THE ROAD TO BALI (1952) was the last film in the Bob Hope/Bing Crosby “Road” series until Road to Hong Kong, a decade later, with Hope and Crosby feuding over an island princess (series co-star Dorothy Lamour) while battling cannibals, a giant squid, Lamour’s treacherous cousin and lovesmitten gorillas. Lots of funny buts (“It’s Humphrey Bogart with the African Queen!”), but it feels more like a collection of sketches than a plot (the villain doesn’t even get definitely killed at the climax). “Some of us got it, some of us don’t—I feel like a cad for having so much of it!”
MONTY PYTHON AND THE HOLY GRAIL (1974) remains a hoot 37 years later, as King Arthur battle obnoxious Frenchman, Lancelot saves Galahad from a night of oral sex, Sir Robin runs away and the Knights Who Say Ni demand a shrubbert as tribute. This being the Special Edition, it comes loaded with directors’ commentaries (more interesting than I usually find them), scenes dubbed in Japanese and the “Camelot” number performed with Lego knights. A classic. “You must cut down the mightiest tree in the forest—with a herring!”

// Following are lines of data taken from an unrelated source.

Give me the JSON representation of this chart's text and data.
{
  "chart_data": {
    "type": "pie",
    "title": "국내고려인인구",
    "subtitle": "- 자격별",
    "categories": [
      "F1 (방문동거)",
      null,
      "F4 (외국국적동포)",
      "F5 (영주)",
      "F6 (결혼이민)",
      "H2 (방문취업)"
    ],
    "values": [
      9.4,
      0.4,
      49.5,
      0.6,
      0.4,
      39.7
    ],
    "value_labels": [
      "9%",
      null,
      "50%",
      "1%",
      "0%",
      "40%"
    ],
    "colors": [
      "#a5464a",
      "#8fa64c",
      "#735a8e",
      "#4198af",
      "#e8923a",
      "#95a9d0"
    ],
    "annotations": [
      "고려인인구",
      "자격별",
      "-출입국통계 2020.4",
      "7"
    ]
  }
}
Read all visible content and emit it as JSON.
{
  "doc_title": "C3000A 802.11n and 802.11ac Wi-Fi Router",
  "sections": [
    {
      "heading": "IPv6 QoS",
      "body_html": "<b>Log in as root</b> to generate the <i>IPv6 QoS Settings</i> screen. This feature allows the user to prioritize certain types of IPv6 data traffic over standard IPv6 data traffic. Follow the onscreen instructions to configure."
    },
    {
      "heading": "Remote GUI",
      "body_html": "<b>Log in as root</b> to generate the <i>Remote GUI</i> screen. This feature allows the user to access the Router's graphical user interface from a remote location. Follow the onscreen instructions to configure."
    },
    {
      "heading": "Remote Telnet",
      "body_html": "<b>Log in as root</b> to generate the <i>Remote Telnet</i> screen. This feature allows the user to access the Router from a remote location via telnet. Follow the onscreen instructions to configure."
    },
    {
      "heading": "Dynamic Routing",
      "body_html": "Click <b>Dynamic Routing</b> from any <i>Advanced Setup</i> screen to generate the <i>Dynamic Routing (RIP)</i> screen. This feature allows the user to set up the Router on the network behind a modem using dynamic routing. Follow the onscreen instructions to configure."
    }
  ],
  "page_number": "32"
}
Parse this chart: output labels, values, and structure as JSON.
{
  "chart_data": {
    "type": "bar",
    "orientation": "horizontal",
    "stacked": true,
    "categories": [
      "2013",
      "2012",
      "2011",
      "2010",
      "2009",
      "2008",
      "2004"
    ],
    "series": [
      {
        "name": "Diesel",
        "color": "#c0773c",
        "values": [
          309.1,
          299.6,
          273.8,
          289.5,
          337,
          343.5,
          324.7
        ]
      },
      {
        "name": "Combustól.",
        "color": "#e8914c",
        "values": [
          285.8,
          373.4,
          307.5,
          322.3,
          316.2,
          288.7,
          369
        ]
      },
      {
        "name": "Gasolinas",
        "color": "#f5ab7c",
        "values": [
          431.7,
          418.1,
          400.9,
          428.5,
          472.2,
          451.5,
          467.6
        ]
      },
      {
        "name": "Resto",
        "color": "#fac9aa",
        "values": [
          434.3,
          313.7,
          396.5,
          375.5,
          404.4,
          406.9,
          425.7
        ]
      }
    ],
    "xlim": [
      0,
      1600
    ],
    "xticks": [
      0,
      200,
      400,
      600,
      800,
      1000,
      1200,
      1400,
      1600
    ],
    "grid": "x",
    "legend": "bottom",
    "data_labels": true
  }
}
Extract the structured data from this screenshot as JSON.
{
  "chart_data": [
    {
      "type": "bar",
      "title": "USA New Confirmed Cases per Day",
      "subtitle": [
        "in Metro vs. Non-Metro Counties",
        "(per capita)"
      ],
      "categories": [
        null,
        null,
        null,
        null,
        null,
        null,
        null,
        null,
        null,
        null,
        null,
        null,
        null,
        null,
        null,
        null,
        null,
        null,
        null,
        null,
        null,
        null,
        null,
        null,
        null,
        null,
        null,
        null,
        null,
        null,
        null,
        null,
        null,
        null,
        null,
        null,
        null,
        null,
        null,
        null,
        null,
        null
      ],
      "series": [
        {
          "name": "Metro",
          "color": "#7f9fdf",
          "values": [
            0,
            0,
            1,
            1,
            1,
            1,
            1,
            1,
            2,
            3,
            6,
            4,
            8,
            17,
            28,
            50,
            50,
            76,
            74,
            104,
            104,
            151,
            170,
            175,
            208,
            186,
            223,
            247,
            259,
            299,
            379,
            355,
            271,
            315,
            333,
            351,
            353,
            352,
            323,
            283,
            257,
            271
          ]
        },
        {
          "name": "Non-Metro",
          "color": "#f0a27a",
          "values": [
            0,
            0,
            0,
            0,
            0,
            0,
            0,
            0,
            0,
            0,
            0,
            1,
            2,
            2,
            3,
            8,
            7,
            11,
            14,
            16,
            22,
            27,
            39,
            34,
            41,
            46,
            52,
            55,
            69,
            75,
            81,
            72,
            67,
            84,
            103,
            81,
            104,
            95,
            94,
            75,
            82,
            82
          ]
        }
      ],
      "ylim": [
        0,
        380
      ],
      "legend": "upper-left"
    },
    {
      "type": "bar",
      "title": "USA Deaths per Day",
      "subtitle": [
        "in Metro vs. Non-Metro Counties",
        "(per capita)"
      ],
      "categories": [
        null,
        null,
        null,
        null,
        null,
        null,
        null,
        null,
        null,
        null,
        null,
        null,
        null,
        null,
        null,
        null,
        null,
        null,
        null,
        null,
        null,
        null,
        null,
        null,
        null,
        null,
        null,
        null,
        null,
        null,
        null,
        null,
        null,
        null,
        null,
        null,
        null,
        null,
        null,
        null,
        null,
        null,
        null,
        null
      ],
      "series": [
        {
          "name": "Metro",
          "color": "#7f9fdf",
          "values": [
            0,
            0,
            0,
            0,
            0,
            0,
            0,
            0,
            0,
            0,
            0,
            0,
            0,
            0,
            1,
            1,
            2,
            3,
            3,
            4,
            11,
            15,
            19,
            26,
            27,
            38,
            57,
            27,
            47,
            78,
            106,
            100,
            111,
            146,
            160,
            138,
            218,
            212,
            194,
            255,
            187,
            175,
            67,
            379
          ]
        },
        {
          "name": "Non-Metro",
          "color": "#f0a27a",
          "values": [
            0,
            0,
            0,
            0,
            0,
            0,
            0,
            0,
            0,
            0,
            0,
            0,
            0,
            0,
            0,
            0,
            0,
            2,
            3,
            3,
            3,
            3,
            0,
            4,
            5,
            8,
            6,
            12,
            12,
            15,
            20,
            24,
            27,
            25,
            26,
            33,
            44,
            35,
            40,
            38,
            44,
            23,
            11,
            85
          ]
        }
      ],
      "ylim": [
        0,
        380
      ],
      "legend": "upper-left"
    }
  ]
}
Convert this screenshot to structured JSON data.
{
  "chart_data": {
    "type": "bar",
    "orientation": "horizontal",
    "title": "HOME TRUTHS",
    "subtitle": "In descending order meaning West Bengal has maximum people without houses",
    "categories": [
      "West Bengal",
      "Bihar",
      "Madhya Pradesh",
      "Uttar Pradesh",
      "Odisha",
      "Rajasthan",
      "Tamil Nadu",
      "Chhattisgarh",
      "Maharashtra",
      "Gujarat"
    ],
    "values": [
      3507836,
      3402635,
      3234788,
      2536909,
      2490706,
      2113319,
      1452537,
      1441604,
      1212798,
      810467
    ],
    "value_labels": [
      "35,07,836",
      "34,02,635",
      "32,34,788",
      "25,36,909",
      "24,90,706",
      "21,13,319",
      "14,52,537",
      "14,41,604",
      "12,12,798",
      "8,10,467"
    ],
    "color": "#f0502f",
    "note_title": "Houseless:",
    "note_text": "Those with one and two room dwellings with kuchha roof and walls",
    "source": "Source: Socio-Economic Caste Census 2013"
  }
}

10 THINGS I HATE ABOUT YOU (1999) stars Julia Stiles as virago “Kate Stratford” who becomes the target of Bad Boy Health Ledger (“I heard he sold his liver just to buy a new set of speakers.”) as part of Joseph Gordon Levitt’s complicated scheme to win Stiles’ sister Bianca (Larisa Olenyk of Blossom). Fun, though Levitt’s character is too manipulative to be the noble suitor he’s supposed to be. “He’s supposed to be getting a national tube-sock ad.”
THE NIXON RECESSION CAPER by Ralph Maloney is an early seventies novel that fascinated me at the time. Where most crime and mystery stories I’d read back then were kind of timeless (no reference to current events), this one was very contemporary in explaining why its four protagonists had gone broke: One had been the king of cigarette TV advertising (which ended in the early seventies) and another invested in that fashion flop, the midi-skirt (i.e., knee-length, between the mini and the maxiskirt). Rather than the Donald Westlake comic caper I’d remembered it as, this is much more social satire, focusing as much on the guys marriages and lives as on the crime (which is actually a small part of the story). Not bad, but not as memorable as I once found it.
HOUSE OF MYSTERY: Under New Management is the latest TPB collection (by Matthew Sturges and Luca Rossi primarily) about a young woman named Fig with a most curious past and her life trapped in the title edifice. Following up on the previous collection, Fig is now managing the House with its former owner Cain (yes, the Cain—in DC continuity, this makes sense), only to have a sadistic brother she insists she never had show up to become the new bartender. Good, but the last issue appears to be filler just to extend the story arc to TPB length (and anyone not familiar with these character will wonder how Cain’s brother Abel keeps coming back to life).
INCORRUPTIBLE is the first volume in Mark Waid’s story of Max Danger, a super-villain shell-shocked when Earth’s greatest hero, the Plutonian, snaps and turns into a mass murderer (as told in the companion series, Irredeemable). For the first time in his life, Max feels the need to do something heroic, much to the confusion of his henchmen and girlfriend (“You nicknamed me Jailbait, now you’re saying we can’t do it until I’m legal?”). Much more interesting than I found Irredeemable.
THE AMAZING SCREW-ON HEAD AND OTHER ODDITIES is a collection of short tales by Hellboy creator Mike Mignola. The Screw On Heard, it turns out, is a robotic agent of President Lincoln, in this case fighting to thwart the schemes of diabolical Emperor Zombie (“There’s a pocket universe inside this onion!”). Like the other stories, a one-shot that makes Hellboy look fairly normal.